The library made sure to include the residents in the design process with the goals of increasing services and to “play a cultural role in the community resurgence in the center of Washington State’s fourth largest city,” according to the submission. The library worked with staff and focus groups and held public meetings, making the community aware that it wanted the new library to “reflect and respect” the area and buildings surrounding the library. Working with the community, the library created a 4,000 square foot children’s place that is meant for hands-on learning.
A LEED Gold–certified building, more than 90 percent of the library uses natural light, with various objects strategically placed throughout to offer more shaded areas. The building also has enhanced insulation to help minimize the hot and cold air that might be transferred from the inside to the exterior. The building also harvests storm water to cut down on surface runoff, installed a terra-cotta rain screen assembly, and features native plants on its green roof.

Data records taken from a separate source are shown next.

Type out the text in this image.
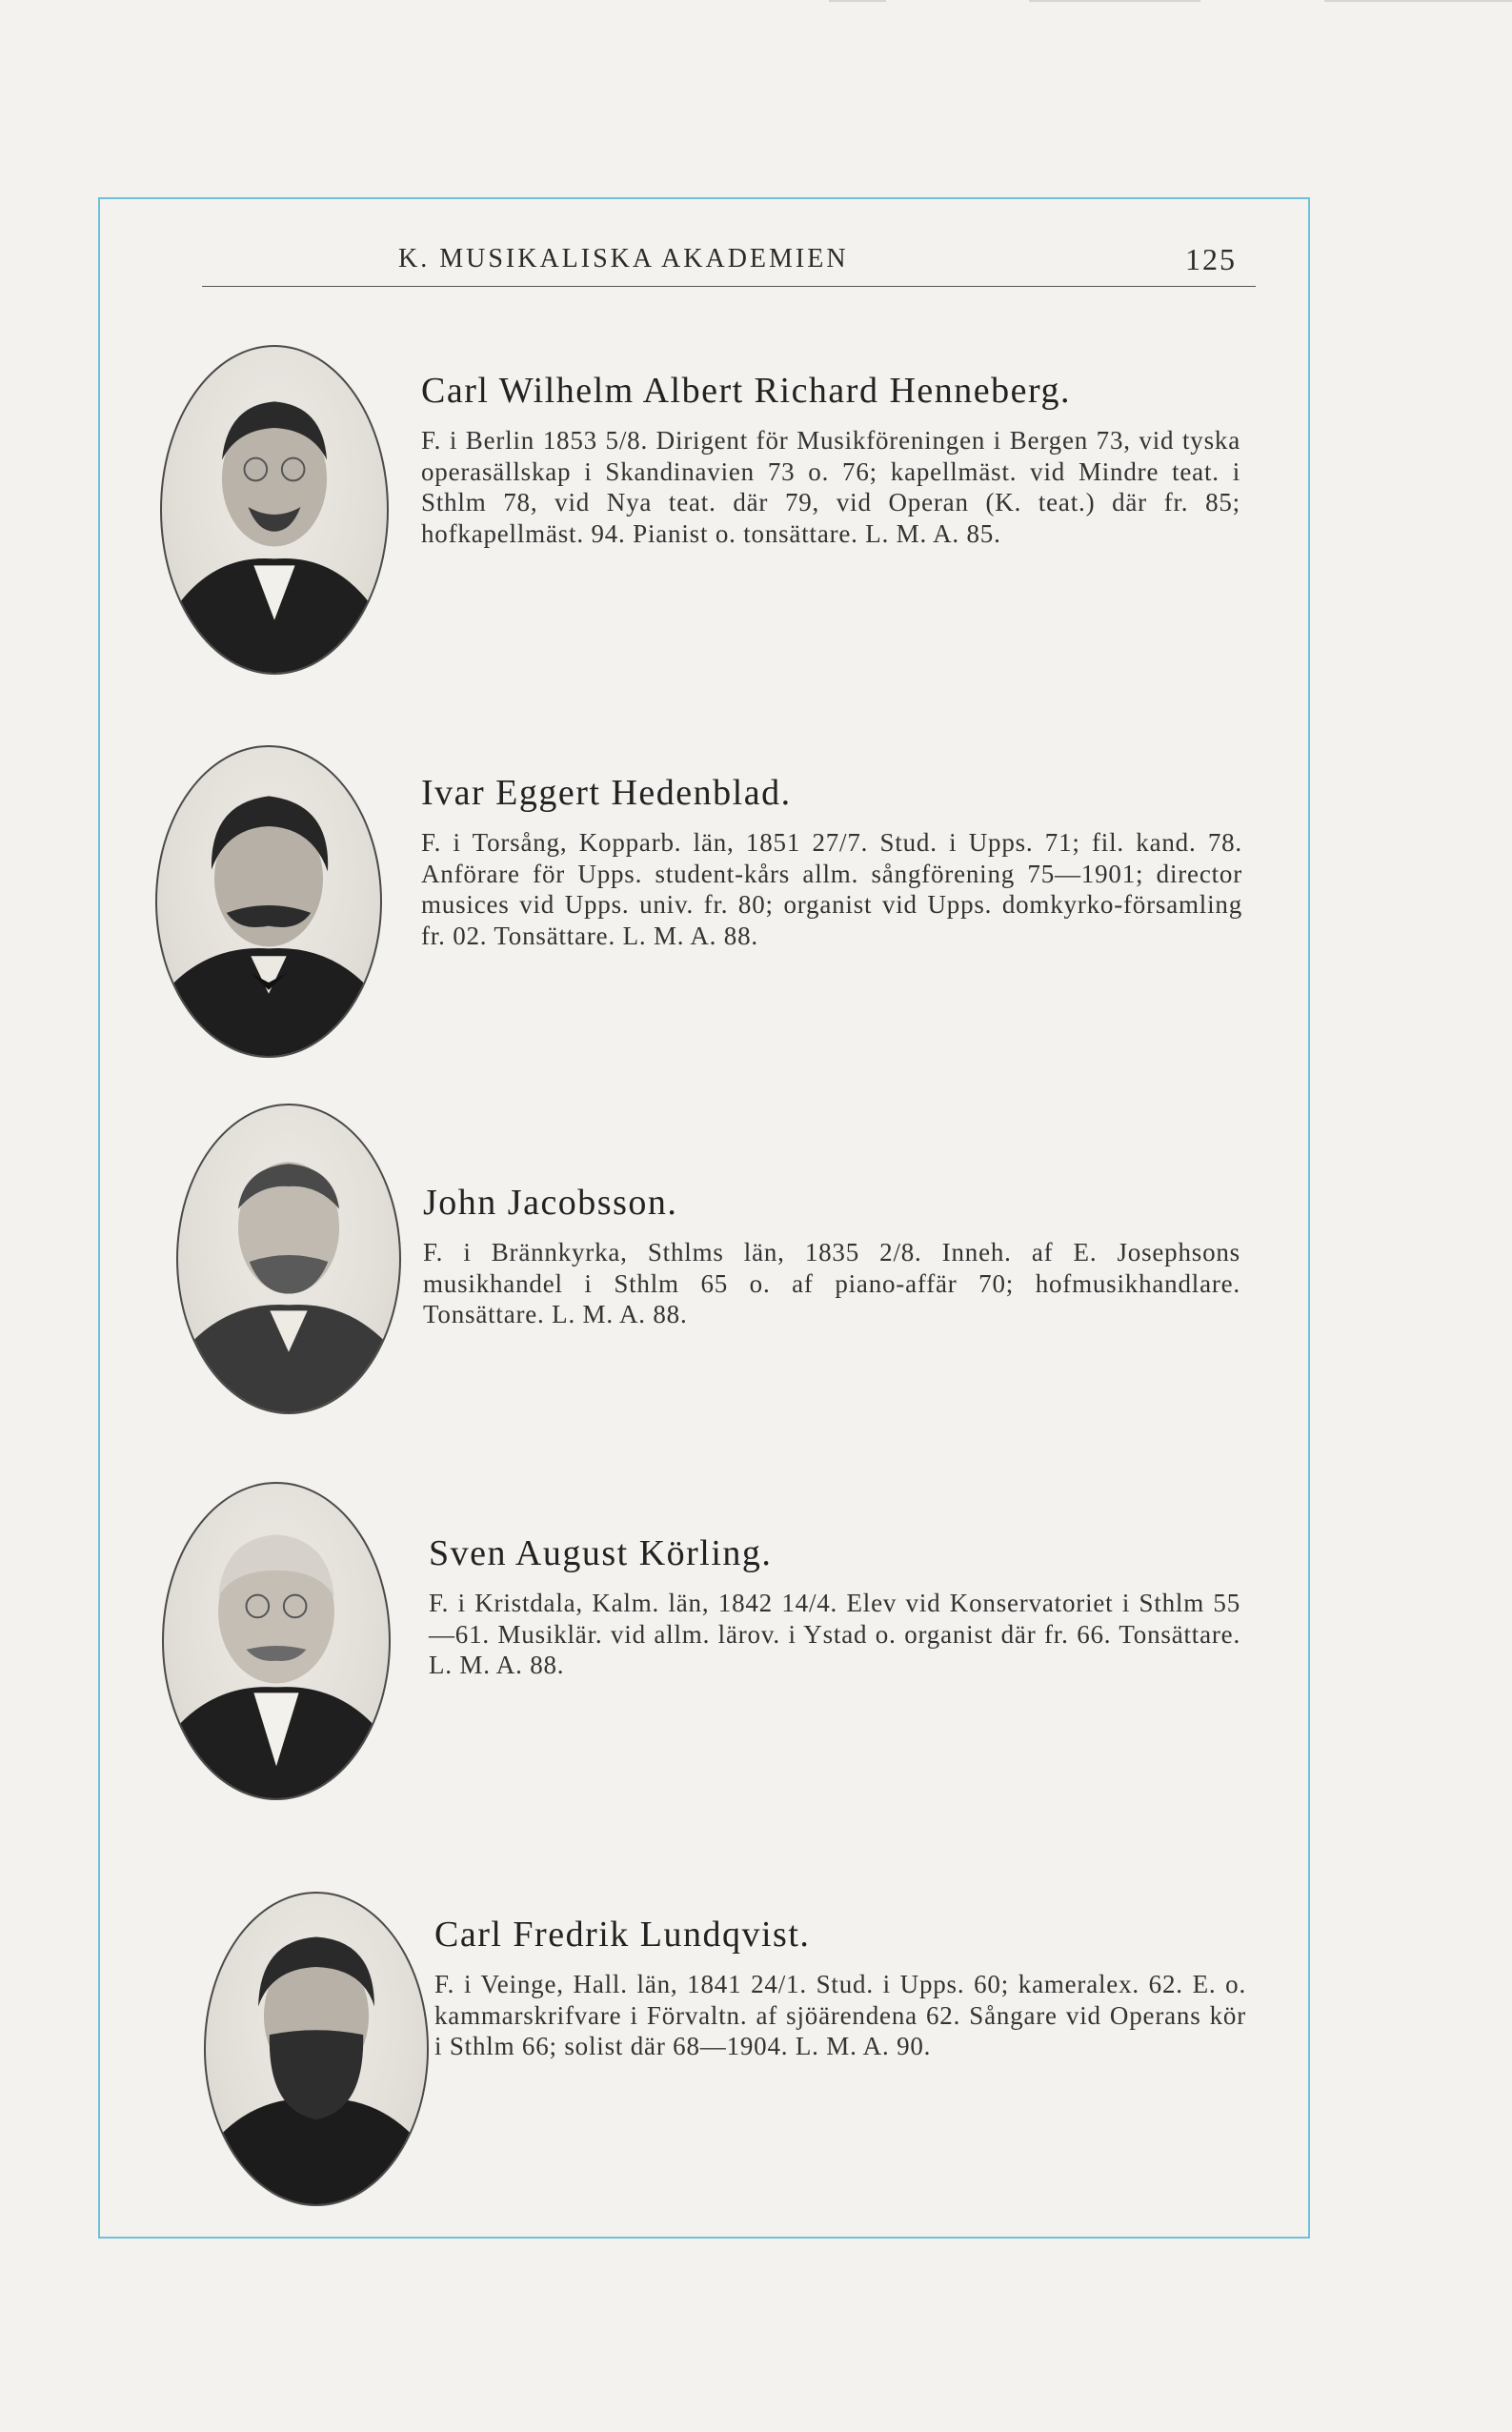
K. MUSIKALISKA AKADEMIEN	125
Carl Wilhelm Albert Richard Henneberg.

F. i Berlin 1853 5/8. Dirigent för Musikföreningen i Bergen 73, vid tyska operasällskap i Skandinavien 73 o. 76; kapellmäst. vid Mindre teat. i Sthlm 78, vid Nya teat. där 79, vid Operan (K. teat.) där fr. 85; hofkapellmäst. 94. Pianist o. tonsättare. L. M. A. 85.

Ivar Eggert Hedenblad.

F. i Torsång, Kopparb. län, 1851 27/7. Stud. i Upps. 71; fil. kand. 78. Anförare för Upps. student-kårs allm. sångförening 75—1901; director musices vid Upps. univ. fr. 80; organist vid Upps. domkyrko-församling fr. 02. Tonsättare. L. M. A. 88.

John Jacobsson.

F. i Brännkyrka, Sthlms län, 1835 2/8. Inneh. af E. Josephsons musikhandel i Sthlm 65 o. af piano-affär 70; hofmusikhandlare. Tonsättare. L. M. A. 88.

Sven August Körling.

F. i Kristdala, Kalm. län, 1842 14/4. Elev vid Konservatoriet i Sthlm 55—61. Musiklär. vid allm. lärov. i Ystad o. organist där fr. 66. Tonsättare. L. M. A. 88.

Carl Fredrik Lundqvist.

F. i Veinge, Hall. län, 1841 24/1. Stud. i Upps. 60; kameralex. 62. E. o. kammarskrifvare i Förvaltn. af sjöärendena 62. Sångare vid Operans kör i Sthlm 66; solist där 68—1904. L. M. A. 90.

In addition to the New Landmark Libraries status, the facility received recognition on both a national and local level, including the American Architecture Award for Distinguished Buildings–Chicago Athenaeum (Museum of Architecture and Design) and the AIA/ALA (American Institute of Architects/American Library Association) Library Building Awards. It ranked second in a list of the top ten children’s libraries by Livability Magazine.
The Vancouver Community Library is beautiful, functional, and sustainable inside and out. As one judge noted, the variety of spaces within the building demonstrates an “understanding of how a library is many things to many different people,” ensuring that the library will continue to be a community necessity for years to come.